30th March 2012
With the Cappuccino Cake in the oven baking, I decided to make another cake, so a few pages on I found the Crunchy Top Lemon Cake. Mary seems to have quite a few lemon cakes in her book, not that I’m complaining as I do like the flavour of lemons in cakes, although my daughter doesn’t feel the same – oh well she’ll have to eat the Cappuccino Cake instead – more for me!!
The oven was already on and luckily this cake had to be baked at the same temperature and looking at the time left I reckoned this cake would be ready to put in just as the two sponges had to be taken out.

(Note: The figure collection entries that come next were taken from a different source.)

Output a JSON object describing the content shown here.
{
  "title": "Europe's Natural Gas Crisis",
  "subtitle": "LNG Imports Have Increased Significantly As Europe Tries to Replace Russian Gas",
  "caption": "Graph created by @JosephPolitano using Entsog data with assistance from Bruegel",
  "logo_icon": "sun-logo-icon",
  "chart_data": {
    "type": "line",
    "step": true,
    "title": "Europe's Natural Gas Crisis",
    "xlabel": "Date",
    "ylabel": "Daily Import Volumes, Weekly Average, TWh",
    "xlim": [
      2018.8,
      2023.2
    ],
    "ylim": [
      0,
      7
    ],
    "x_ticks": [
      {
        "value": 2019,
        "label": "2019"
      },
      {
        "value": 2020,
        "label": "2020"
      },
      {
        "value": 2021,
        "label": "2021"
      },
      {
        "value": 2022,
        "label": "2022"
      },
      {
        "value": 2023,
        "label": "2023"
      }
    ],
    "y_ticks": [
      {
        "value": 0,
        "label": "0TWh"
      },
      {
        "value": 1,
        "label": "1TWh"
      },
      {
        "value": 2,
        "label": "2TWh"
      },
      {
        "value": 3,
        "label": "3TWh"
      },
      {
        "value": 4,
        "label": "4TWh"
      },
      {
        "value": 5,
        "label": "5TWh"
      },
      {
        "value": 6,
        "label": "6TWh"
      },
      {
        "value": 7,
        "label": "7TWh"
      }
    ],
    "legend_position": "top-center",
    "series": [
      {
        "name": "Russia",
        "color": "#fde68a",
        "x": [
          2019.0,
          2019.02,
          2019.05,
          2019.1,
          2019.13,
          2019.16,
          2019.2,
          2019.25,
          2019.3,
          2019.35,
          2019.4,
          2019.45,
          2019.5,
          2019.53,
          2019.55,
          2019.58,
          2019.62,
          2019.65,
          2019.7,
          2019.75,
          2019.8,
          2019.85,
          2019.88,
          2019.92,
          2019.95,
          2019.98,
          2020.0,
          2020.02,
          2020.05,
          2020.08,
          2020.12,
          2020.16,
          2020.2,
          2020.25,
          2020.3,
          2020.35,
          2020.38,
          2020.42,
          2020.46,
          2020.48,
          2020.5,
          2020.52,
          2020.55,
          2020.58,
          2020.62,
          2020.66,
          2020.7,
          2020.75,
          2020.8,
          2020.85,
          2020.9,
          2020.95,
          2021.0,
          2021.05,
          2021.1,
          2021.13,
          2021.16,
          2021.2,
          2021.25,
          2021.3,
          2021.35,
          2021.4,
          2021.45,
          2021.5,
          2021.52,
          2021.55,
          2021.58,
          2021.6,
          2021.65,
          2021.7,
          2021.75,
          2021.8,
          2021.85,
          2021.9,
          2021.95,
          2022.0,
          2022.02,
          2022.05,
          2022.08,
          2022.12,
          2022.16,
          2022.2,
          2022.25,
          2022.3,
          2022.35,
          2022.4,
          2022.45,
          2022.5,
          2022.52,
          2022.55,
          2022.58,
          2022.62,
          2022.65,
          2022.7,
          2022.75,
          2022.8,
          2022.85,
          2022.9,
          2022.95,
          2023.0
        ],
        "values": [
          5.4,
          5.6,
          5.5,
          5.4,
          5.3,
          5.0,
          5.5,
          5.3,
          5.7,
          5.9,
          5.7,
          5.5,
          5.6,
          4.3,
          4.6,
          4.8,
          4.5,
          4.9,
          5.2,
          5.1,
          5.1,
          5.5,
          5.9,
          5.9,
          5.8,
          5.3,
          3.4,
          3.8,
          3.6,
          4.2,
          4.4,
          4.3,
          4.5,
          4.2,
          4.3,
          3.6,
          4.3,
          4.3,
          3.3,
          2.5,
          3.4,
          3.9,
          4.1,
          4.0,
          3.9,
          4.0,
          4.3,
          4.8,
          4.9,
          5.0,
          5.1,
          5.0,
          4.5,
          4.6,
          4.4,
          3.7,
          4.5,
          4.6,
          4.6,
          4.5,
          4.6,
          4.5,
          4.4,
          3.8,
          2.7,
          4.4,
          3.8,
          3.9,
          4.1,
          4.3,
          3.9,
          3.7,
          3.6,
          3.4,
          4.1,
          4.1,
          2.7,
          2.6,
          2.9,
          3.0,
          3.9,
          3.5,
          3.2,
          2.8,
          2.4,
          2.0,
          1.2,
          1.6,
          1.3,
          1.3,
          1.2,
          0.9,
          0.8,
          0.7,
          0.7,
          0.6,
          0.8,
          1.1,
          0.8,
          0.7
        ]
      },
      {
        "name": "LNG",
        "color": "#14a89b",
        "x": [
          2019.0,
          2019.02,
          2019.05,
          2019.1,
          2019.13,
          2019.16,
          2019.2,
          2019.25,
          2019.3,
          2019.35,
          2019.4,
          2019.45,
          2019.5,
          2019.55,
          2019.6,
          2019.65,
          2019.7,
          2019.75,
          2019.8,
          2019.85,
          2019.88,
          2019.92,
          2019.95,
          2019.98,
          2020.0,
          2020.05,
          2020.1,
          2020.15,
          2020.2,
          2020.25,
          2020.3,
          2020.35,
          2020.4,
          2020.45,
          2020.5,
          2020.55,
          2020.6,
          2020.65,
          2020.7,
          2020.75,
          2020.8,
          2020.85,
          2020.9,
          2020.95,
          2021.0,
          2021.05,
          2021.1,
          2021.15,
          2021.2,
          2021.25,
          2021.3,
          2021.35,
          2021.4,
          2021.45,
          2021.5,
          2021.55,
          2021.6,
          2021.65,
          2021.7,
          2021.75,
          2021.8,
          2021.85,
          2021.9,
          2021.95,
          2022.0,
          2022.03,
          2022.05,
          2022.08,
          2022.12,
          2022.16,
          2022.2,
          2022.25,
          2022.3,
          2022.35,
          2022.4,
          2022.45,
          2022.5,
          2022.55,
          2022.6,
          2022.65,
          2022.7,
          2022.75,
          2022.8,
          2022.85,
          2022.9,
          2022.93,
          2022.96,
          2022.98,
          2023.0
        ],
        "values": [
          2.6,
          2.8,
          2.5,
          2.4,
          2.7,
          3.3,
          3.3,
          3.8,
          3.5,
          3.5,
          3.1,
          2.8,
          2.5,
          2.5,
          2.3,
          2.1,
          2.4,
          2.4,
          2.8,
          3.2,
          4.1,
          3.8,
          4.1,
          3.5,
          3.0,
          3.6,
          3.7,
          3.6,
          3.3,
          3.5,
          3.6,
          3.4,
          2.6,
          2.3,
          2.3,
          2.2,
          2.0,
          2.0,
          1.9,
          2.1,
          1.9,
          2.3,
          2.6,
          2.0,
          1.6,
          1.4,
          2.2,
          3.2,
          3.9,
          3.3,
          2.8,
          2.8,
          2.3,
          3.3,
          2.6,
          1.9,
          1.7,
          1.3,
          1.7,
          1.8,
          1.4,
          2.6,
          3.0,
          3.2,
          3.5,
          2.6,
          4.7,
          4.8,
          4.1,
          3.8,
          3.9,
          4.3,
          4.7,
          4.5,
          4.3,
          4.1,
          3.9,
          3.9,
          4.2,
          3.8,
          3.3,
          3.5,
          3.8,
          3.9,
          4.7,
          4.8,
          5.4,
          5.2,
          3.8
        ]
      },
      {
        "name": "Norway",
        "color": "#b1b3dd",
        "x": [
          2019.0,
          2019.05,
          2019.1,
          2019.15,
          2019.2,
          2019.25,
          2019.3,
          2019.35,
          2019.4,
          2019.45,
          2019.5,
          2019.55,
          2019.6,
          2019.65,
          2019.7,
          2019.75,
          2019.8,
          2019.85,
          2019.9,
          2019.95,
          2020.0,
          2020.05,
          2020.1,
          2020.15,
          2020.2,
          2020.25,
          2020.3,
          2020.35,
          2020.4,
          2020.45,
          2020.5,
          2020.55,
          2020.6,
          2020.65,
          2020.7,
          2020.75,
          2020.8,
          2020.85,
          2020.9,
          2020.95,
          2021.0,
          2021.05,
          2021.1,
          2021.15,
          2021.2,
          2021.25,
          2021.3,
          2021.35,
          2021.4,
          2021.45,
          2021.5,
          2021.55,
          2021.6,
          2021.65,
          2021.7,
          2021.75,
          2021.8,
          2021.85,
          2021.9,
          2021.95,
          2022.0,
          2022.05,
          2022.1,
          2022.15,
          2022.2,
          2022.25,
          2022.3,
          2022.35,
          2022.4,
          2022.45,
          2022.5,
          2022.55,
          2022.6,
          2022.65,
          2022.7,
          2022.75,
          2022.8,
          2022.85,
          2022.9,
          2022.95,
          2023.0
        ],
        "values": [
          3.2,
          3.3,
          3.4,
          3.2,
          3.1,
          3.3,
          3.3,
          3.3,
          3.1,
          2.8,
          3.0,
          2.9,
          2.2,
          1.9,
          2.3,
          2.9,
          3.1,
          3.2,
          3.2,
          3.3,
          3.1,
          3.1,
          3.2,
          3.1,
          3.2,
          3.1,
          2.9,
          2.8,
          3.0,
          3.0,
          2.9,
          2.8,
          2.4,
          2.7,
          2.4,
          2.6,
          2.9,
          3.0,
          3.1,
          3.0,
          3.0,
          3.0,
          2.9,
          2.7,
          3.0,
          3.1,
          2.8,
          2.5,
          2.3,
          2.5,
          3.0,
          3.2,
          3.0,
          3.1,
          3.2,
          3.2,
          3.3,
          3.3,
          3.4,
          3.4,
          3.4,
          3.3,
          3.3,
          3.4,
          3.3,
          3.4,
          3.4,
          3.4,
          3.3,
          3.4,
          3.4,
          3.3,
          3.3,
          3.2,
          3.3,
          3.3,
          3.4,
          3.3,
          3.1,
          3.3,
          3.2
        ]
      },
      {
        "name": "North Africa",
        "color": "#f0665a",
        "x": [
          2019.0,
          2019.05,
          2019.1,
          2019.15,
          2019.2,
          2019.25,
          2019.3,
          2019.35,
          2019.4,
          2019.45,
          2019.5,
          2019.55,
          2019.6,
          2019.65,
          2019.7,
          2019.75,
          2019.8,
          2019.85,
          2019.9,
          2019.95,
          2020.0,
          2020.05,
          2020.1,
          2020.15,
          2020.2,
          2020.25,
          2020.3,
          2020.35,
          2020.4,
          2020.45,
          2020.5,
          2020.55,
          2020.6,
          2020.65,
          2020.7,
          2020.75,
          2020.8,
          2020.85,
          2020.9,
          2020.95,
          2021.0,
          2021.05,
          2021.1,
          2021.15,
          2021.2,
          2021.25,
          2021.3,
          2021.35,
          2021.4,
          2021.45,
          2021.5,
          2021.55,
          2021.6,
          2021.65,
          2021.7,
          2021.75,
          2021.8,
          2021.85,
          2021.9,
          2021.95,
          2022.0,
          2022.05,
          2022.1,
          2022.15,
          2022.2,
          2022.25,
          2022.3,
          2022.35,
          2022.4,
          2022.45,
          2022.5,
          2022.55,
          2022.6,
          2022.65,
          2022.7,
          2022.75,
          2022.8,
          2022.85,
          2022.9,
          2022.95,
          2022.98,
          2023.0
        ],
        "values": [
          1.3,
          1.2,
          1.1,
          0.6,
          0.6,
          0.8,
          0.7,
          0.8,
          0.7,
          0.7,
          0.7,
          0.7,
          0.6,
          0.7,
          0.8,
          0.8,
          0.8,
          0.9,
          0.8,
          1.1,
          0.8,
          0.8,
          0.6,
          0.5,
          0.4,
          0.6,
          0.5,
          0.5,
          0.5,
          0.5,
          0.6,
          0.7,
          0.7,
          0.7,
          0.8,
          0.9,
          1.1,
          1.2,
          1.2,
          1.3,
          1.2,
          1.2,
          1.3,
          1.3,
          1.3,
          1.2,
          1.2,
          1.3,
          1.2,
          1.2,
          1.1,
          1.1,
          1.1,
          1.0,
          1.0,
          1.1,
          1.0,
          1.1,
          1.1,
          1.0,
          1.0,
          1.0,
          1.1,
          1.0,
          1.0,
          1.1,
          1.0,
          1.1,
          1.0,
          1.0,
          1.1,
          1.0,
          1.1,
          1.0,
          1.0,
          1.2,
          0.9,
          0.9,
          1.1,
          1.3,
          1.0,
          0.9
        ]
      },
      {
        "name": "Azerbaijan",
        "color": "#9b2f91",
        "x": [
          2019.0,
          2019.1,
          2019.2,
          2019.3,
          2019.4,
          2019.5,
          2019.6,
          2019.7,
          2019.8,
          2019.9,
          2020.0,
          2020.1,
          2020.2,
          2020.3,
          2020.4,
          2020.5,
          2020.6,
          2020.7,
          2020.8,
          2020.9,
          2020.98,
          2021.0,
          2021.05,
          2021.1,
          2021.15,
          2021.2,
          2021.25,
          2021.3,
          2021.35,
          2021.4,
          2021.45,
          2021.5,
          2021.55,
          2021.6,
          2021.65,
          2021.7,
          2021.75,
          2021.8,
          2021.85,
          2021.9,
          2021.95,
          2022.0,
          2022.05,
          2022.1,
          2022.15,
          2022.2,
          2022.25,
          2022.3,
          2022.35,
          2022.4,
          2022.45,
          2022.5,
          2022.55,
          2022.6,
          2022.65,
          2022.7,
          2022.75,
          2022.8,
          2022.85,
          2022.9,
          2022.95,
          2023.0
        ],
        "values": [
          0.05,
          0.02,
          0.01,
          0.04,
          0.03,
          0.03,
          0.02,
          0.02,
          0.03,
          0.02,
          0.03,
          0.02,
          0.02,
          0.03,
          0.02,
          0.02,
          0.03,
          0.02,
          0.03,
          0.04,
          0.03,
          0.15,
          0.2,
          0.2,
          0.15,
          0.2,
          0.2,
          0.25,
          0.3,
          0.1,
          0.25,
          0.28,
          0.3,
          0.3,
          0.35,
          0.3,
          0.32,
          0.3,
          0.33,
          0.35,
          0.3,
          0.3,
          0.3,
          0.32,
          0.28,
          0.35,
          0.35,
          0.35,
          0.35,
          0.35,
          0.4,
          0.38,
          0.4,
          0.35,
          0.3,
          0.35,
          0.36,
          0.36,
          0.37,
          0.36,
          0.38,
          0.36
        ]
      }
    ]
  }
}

It was another all in one recipe, so into the bowl went some butter, caster sugar, self raising flour, baking powder, milk, a couple of eggs (whoops it said beaten eggs and, as usual I had just cracked them straight into the bowl – hopefully this wouldn’t matter) and lastly the finely grated rind of a lemon. Yep, you’ve guessed as soon as the grater came out of the cupboard there at my feet was the dog – only to be disappointed that it was lemon (which makes him sneeze) and not cheese, so he soon wandered off again.
Had to have a quick look at the Cappuccino Cakes as the timer was going off. Not quite ready, so it was set for another five minutes
Once all the ingredients had been added Mary says to beat the mixture for two minutes until well blended. Looking at my timer for the Cappuccino Cake I saw that they needed 3 more minutes so I used this as a guide for my two minutes of beating. One minutes to go until the cakes came out of the oven so the mixture was turned into the tin and the top smoothed.
What perfect timing, I couldn’t have planned it if I had tried – the timer was going off again and the sponge cakes looked perfectly cooked, so they were removed from the oven and the lemon cake popped in.
35 minutes later I had a look at the cake but it was still soft on top, so I left it for another 5 minutes. Again, I still wasn’t happy that it was cooked so it had another 5 minutes after which time the top was nice and springy to the touch.
Whist the cake had been finishing off I mixed together some granulated sugar and the juice of one lemon. This was to be the topping for the cake. With the cake removed from the oven, the lemon paste had to be spread over the top immediately. I was a bit worried as it all seemed to be running off the top and settling at the edge of the tin. However, after a couple of minutes the lemon had soaked into the cake and left the sugar on top. It looked lovely.
It was a case now of leaving the cake to cool in the oven and then turning it out. Whilst the others all opted for the Cappuccino Cake for their pudding, I had a slice of this cake and it didn’t disappoint, the cake itself was very light and lemony and the crunchy top was just gorgeous. This one’s for me, I’m not sharing!